Imagine that: winning it all. That thing that other teams do. That thing 12 other teams have done since the Raiders last won in 1994. I sit there every year and watch other teams do it. I try to imagine what it must feel like. To win it for the first time in forever like the Bunnies in 2014 or the first time ever like the Sharks in 2016. I imagine what it must feel like to be a Storm fan and greet another grand final win like an old friend you haven’t seen in a couple of years. A joy to see but still so familiar. So comfortable. But I can’t. Because I’ve never been there.

I have experienced them losing. I’ve watched the Raiders finish 9th, 10th, 14th. I’ve watched them lose 0-40 at home in the driving rain. I’ve listened on the radio as they lost 44-2. I’ve sat through heartbreaking close game after heartbreaking close game. Watched club legends come and go without a trophy to their name. Seen talented juniors escape for the brighter lights of bigger cities. Leave for the chance of glory they knew they couldn’t get if they stayed.
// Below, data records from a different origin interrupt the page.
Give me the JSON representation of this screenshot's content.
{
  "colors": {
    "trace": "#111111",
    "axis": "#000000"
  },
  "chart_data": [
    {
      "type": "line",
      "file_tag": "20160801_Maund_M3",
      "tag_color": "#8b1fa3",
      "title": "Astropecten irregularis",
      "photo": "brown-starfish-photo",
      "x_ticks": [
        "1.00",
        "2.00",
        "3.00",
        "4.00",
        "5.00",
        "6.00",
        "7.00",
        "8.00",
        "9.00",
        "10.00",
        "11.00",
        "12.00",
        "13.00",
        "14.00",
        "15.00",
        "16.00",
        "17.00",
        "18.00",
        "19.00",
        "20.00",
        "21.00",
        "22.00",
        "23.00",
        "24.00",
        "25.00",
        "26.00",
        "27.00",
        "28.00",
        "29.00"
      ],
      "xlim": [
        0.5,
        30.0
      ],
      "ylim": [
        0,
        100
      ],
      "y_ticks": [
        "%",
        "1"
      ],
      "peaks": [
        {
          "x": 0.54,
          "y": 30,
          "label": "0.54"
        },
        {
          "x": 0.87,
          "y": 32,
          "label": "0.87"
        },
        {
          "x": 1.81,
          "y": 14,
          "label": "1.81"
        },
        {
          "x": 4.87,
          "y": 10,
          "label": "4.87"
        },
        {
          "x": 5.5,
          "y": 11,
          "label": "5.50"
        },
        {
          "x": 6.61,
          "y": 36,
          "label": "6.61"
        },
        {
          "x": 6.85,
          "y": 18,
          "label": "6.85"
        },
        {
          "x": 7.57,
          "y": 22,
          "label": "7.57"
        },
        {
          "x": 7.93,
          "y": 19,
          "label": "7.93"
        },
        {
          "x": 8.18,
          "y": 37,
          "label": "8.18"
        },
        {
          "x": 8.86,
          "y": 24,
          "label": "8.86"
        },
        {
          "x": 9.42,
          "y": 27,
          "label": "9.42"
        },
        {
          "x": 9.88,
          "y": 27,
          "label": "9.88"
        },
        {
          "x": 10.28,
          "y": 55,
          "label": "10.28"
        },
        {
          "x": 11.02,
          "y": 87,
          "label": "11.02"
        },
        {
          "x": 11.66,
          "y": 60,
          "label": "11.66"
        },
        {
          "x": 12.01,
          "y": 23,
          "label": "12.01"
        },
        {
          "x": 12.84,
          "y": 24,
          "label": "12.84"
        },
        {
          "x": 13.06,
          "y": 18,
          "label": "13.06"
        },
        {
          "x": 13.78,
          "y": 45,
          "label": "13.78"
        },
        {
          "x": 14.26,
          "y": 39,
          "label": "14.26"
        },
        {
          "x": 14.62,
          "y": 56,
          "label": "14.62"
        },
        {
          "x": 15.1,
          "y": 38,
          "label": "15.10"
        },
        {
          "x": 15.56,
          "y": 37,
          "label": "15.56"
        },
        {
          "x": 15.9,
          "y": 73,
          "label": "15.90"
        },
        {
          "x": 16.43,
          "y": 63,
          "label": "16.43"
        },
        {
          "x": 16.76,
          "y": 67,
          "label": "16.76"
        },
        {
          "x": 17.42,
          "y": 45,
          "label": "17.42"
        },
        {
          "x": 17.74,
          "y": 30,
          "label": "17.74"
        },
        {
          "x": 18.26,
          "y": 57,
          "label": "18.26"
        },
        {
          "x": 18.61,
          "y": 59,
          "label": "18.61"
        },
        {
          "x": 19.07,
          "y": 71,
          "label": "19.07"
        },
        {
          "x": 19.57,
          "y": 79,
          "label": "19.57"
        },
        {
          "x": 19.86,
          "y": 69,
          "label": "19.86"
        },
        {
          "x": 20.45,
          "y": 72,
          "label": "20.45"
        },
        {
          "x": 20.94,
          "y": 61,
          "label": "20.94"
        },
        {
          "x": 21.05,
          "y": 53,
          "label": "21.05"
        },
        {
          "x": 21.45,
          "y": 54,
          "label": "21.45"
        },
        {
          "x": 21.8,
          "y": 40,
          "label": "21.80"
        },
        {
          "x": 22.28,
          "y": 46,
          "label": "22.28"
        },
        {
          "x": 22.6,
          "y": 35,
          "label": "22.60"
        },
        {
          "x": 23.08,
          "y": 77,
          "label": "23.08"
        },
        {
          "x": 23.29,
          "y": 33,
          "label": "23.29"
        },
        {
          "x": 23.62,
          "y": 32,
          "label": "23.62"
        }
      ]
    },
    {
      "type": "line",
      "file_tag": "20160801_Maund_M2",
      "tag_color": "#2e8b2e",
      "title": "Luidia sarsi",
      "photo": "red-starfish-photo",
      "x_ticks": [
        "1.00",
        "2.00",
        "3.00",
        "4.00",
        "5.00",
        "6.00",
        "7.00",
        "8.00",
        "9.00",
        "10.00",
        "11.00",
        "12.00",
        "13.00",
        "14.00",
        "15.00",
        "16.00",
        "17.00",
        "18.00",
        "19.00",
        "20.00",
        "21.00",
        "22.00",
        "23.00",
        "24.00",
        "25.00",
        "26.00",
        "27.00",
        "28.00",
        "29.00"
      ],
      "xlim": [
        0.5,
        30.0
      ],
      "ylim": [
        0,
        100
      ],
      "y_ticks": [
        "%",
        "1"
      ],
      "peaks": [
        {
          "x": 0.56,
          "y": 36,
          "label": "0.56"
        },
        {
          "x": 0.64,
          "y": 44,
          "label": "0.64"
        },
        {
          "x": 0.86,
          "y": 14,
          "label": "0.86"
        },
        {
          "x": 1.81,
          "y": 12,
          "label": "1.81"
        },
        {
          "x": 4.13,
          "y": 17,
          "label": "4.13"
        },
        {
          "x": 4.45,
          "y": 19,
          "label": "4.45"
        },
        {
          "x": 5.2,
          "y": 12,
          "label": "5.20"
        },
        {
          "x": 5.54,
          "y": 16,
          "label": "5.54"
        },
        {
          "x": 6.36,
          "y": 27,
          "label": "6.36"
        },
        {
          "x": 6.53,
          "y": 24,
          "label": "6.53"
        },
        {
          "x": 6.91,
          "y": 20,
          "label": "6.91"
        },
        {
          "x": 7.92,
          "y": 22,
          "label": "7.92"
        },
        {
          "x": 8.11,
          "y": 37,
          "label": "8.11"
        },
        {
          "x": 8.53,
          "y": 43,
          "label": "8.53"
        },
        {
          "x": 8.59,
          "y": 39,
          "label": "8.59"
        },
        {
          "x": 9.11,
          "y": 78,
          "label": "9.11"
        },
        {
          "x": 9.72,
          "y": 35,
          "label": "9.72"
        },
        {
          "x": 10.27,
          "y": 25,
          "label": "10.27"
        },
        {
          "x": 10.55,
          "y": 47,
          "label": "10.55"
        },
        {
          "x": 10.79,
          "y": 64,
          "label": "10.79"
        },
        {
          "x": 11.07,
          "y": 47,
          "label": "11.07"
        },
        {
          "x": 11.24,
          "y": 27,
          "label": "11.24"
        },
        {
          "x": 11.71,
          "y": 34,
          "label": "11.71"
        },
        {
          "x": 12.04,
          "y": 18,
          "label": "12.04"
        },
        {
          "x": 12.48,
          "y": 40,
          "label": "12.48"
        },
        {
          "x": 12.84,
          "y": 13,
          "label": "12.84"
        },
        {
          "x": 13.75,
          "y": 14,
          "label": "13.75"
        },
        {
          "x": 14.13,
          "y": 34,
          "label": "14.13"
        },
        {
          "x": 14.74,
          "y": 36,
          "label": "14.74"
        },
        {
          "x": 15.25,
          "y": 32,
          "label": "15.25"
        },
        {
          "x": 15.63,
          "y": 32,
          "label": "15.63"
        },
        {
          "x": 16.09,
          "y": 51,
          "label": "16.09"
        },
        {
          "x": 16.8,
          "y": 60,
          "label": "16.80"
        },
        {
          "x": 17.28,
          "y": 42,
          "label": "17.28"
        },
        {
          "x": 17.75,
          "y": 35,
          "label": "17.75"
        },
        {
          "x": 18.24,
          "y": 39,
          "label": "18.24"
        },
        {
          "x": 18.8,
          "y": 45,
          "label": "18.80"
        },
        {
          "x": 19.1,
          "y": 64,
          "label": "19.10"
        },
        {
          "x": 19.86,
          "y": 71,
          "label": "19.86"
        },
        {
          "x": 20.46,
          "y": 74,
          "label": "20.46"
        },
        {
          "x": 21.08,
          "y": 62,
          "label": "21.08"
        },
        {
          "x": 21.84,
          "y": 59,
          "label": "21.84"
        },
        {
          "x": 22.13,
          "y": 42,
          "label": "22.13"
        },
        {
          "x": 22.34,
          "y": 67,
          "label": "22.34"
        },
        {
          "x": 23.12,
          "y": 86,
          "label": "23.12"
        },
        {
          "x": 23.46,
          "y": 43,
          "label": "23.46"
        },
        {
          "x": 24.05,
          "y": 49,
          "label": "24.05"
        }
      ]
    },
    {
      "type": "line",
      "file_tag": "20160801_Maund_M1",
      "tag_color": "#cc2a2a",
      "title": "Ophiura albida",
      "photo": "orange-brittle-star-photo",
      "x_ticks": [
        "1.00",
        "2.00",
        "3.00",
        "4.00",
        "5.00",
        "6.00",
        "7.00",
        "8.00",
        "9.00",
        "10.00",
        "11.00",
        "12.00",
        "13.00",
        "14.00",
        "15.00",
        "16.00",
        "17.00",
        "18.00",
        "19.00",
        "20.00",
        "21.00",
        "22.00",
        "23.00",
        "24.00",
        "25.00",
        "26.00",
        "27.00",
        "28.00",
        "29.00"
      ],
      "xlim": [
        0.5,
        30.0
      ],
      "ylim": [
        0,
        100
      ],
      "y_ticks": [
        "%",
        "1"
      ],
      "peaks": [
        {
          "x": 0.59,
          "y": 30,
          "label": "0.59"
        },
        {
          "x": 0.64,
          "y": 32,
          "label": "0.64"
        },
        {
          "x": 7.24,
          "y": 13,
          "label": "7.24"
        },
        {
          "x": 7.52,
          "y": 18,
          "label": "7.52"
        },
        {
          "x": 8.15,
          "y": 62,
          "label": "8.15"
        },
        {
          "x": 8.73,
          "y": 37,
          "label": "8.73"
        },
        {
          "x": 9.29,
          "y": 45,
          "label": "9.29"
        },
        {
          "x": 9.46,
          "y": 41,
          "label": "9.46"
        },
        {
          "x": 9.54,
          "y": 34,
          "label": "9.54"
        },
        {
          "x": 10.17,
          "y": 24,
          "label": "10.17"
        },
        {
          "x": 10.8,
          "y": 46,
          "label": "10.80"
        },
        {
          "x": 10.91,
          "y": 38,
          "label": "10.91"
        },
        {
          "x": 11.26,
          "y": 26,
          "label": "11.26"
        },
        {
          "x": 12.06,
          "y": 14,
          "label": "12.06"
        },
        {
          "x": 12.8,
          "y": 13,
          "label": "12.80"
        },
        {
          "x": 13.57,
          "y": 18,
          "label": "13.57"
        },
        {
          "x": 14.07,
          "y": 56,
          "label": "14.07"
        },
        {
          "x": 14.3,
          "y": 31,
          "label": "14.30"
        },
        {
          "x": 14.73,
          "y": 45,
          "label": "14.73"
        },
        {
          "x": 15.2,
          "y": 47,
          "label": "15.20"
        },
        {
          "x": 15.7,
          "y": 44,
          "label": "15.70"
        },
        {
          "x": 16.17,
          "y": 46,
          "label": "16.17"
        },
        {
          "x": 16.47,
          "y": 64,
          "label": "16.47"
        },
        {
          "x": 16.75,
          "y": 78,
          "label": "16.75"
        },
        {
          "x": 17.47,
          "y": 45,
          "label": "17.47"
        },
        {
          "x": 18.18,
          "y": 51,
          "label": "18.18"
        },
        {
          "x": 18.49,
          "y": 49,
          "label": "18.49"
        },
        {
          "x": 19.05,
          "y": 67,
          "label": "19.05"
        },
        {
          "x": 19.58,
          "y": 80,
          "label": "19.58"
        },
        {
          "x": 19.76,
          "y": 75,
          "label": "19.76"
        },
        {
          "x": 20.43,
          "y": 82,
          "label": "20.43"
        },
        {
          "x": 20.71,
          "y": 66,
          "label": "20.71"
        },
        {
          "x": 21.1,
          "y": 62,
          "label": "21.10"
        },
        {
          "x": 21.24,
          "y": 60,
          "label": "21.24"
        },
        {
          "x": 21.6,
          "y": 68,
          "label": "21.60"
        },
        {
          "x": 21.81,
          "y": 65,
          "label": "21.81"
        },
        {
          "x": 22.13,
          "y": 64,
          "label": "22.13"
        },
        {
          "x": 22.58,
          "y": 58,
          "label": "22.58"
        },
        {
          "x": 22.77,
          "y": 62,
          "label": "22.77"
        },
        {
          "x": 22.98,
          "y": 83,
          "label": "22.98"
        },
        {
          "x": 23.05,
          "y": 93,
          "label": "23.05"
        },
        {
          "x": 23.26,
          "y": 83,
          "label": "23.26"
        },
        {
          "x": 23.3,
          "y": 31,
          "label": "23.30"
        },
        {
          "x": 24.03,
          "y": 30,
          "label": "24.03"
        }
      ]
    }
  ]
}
I’d be lying if I said I hadn’t thought I might die without ever seeing them win it. I may have said it aloud once or twice too. I want it so bad. Not just for me but for all the other fans and the city. The people who’ve given this team so much. Have been there in the icy cold, the rain, and the literal snow. The people who’ve willed them to do what they haven’t done before.

And that brings us to Friday night. 26,500 people packing out the stadium and going completely troppo for 80 minutes. Plenty has been said about the performances on the field by people far better equipped to write about it than me. Not enough has been said about what was happening in the stands. It was bedlam. Passion like you’ve never felt. Noise like you’ve never heard. People hugging strangers. People crying. Many just standing there in stunned disbelief. Because they did it. We did it. All of us willing each other on. We made the grand final.

Are they going to win? I don’t know. Can they? You bet. This team is special. More than any Raiders side since the glory days, and perhaps even more so. This team plays for each other. They don’t have the brilliance of other sides. They don’t have the superstars. But they never give up and they never give in. 

Opposition fans can joke and taunt and put them down. It only makes them bolder. The refs can send off as many players as they want. It only makes them stronger. The media can discount them as making up the numbers. It only makes them wonder.

I didn’t choose to be a Raiders fan, but I chose to persist with being one. And in the madness of the final minutes on Friday night I can’t think of any better choice I’ve made. There was a moment this season that says it all. After a particularly tough night, battered and bruised, our fullback, Charnze Nicoll-Kolkstad was asked if there was any part of his body that wasn’t hurting. His answer was simple: my heart.